Nella premessa, gli ermellini hanno ricordato come, secondo il consolidato e condiviso orientamento interpretativo della giurisprudenza di legittimità, ogni attività umana economicamente rilevante possa essere oggetto sia di rapporto di lavoro subordinato sia di rapporto di lavoro autonomo, a seconda delle modalità del suo svolgimento; orbene, l’elemento tipico che contraddistingue il primo dei suddetti tipi di rapporto è costituito dalla subordinazione, intesa quale disponibilità del prestatore nei confronti del datore di lavoro con assoggettamento alle direttive da questo impartite circa le modalità di esecuzione dell’attività lavorativa, mentre altri elementi, come l’osservanza di un orario, l’assenza di rischio economico, la forma di retribuzione e la stessa collaborazione, possono avere, invece, valore indicativo, ma mai determinante. L’esistenza del suddetto vincolo va concretamente apprezzata dal giudice di merito con riguardo alla specificità dell’incarico conferito al lavoratore e al modo della sua attuazione, fermo restando che, in sede di legittimità, è censurabile soltanto la determinazione dei criteri generali ed astratti da applicare al caso concreto, mentre costituisce accertamento di fatto, come tale incensurabile in tale sede se sorretto da motivazione adeguata e immune da vizi logici e giuridici, la valutazione delle risultanze processuali che hanno indotto il giudice di merito ad includere il rapporto controverso nell’uno o nell’altro schema contrattuale (1).
Sul punto, la Cassazione ha poi sottolineato come i principi appena espressi appaiano rispettati nella sentenza in esame. La Corte territoriale, infatti, aveva esaminato il concreto atteggiarsi del rapporto per escluderne i caratteri della subordinazione.
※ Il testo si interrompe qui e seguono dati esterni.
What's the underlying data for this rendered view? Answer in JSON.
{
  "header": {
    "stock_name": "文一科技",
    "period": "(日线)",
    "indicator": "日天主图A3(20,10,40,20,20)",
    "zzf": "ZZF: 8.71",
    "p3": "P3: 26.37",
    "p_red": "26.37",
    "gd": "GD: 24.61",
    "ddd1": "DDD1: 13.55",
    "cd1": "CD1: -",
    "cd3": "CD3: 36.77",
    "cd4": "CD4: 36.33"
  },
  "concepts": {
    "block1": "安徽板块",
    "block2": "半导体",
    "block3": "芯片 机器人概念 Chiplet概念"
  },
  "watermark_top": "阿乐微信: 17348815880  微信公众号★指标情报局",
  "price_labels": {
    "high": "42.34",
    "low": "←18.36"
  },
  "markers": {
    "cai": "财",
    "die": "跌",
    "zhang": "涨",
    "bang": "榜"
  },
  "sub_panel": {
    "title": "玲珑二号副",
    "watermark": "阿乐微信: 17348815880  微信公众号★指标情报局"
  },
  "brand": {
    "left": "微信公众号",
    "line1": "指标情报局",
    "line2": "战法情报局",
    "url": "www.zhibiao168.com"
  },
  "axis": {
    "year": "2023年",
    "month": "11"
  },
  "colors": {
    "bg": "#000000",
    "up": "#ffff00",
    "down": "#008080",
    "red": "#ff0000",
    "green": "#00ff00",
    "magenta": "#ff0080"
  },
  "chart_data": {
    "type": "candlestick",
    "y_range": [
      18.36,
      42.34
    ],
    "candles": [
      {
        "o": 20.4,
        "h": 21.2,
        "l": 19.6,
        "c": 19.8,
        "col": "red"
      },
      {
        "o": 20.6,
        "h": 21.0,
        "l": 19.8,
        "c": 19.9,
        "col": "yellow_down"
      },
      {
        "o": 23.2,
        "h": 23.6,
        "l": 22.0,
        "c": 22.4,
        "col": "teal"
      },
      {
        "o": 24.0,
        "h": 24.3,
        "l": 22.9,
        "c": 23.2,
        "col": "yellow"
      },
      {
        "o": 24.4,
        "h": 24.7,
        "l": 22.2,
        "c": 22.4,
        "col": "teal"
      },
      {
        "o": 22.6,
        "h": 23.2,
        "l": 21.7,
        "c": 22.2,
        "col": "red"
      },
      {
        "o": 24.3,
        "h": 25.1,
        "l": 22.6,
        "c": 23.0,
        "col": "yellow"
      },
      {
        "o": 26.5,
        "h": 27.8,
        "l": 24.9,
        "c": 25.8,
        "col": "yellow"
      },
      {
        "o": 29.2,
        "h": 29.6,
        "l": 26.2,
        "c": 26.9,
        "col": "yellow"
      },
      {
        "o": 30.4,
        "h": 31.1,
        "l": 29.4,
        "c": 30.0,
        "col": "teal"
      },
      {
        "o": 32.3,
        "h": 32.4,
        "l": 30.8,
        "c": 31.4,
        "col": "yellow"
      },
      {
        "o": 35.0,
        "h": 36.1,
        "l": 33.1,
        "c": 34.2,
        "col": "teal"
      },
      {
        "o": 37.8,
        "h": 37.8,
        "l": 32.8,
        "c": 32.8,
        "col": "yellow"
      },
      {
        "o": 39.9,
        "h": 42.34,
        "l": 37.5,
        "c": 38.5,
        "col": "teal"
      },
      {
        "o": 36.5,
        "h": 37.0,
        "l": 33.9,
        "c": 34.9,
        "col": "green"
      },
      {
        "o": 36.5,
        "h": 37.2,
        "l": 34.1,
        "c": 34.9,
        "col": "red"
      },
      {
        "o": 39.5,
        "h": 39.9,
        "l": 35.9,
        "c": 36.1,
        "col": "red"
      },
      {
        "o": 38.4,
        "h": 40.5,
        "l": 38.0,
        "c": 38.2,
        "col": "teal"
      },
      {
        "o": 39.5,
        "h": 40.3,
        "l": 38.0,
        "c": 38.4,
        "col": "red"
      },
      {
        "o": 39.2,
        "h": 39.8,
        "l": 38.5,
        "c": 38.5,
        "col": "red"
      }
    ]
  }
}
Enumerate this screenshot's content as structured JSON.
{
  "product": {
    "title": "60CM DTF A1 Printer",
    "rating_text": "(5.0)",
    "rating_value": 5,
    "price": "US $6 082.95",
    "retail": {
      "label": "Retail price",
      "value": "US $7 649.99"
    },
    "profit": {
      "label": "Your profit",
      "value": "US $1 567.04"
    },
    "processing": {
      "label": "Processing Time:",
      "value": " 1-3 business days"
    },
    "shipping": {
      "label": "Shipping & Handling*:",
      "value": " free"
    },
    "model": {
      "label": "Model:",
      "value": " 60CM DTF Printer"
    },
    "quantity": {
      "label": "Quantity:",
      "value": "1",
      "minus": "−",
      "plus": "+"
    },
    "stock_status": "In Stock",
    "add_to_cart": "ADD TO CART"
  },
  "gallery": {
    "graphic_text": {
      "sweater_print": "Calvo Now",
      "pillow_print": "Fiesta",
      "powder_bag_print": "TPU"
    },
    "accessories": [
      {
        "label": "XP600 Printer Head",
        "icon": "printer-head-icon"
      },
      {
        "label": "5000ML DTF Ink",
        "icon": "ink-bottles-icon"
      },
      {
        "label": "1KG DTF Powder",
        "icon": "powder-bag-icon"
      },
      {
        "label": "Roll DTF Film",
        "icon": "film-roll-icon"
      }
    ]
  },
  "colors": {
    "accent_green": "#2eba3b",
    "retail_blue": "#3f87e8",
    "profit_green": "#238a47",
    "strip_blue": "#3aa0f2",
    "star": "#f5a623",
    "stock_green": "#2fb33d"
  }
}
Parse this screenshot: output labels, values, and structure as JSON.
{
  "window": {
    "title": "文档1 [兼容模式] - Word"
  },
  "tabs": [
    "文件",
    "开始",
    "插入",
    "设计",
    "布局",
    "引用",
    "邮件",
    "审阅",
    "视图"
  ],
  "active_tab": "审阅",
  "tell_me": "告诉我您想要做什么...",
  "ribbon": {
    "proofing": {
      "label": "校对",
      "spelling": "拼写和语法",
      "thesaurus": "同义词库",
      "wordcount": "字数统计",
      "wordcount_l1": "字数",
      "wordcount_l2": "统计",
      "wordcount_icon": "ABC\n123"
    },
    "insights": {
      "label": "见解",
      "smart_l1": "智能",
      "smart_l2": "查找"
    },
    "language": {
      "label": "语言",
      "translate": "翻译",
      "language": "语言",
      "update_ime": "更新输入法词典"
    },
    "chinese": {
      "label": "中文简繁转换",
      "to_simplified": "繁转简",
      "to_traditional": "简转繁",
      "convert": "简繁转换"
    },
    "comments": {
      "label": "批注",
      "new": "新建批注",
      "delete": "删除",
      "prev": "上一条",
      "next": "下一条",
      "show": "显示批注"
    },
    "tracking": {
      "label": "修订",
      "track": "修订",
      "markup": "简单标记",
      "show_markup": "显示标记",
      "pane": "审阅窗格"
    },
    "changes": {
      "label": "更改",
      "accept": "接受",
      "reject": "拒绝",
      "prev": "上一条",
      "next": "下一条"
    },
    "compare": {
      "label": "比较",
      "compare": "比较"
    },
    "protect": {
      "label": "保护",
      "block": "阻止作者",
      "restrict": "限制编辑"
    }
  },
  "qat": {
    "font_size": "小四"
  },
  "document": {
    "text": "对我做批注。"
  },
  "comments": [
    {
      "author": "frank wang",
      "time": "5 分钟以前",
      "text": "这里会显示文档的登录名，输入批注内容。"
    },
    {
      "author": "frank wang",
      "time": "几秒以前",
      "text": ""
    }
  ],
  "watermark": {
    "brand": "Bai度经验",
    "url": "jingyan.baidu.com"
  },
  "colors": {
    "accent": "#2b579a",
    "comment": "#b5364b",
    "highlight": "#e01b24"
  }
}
In particolare, aveva sottolineato – oltre all’esiguità delle ore lavorate nel periodo di tempo considerato (56 ore complessive tra il dicembre 2002 e il marzo 2003, pari a 3-4 ore settimanali) e alla mancanza di una retribuzione predeterminata, in quanto collegata al numero di ore effettivamente lavorate e riscontrabile solo ex post – la mancanza di prova dell’etero-direzione da parte della presunta datrice di lavoro, addirittura residente in altro loco; la mancanza di un potere di tipo gerarchico, esercitato con ordini o istruzioni (se non quelle generiche riferibili allo svolgimento di qualsiasi opera per conto terzi), e infine l’esistenza di un rischio, in capo alle lavoratrici, circa lo svolgimento della prestazione lavorativa e la percezione del compenso, in quanto variabile nel tempo e collegato all’effettivo esercizio della prestazione.
Sulla base di tutte le considerazioni predette, la Cassazione ha dunque concluso con il rigetto del ricorso proposto dall’Ispettorato del Lavoro, confermando così quanto disposto dalla Corte di Appello.
1) – cfr., ex plurimis, Cass., Sentenza n.23455 del 5 novembre 2009; Cass., ord., Sentenza n.9808 del 4 maggio 2011; Cass., Sentenza n.21031 del 1° agosto 2008; Cass., Sentenza n.7966 del 5 aprile 2006; Cass., Sentenza n.20669 del 25 ottobre 2004; Cass., Sentenza n.4682 del 2 aprile 2002.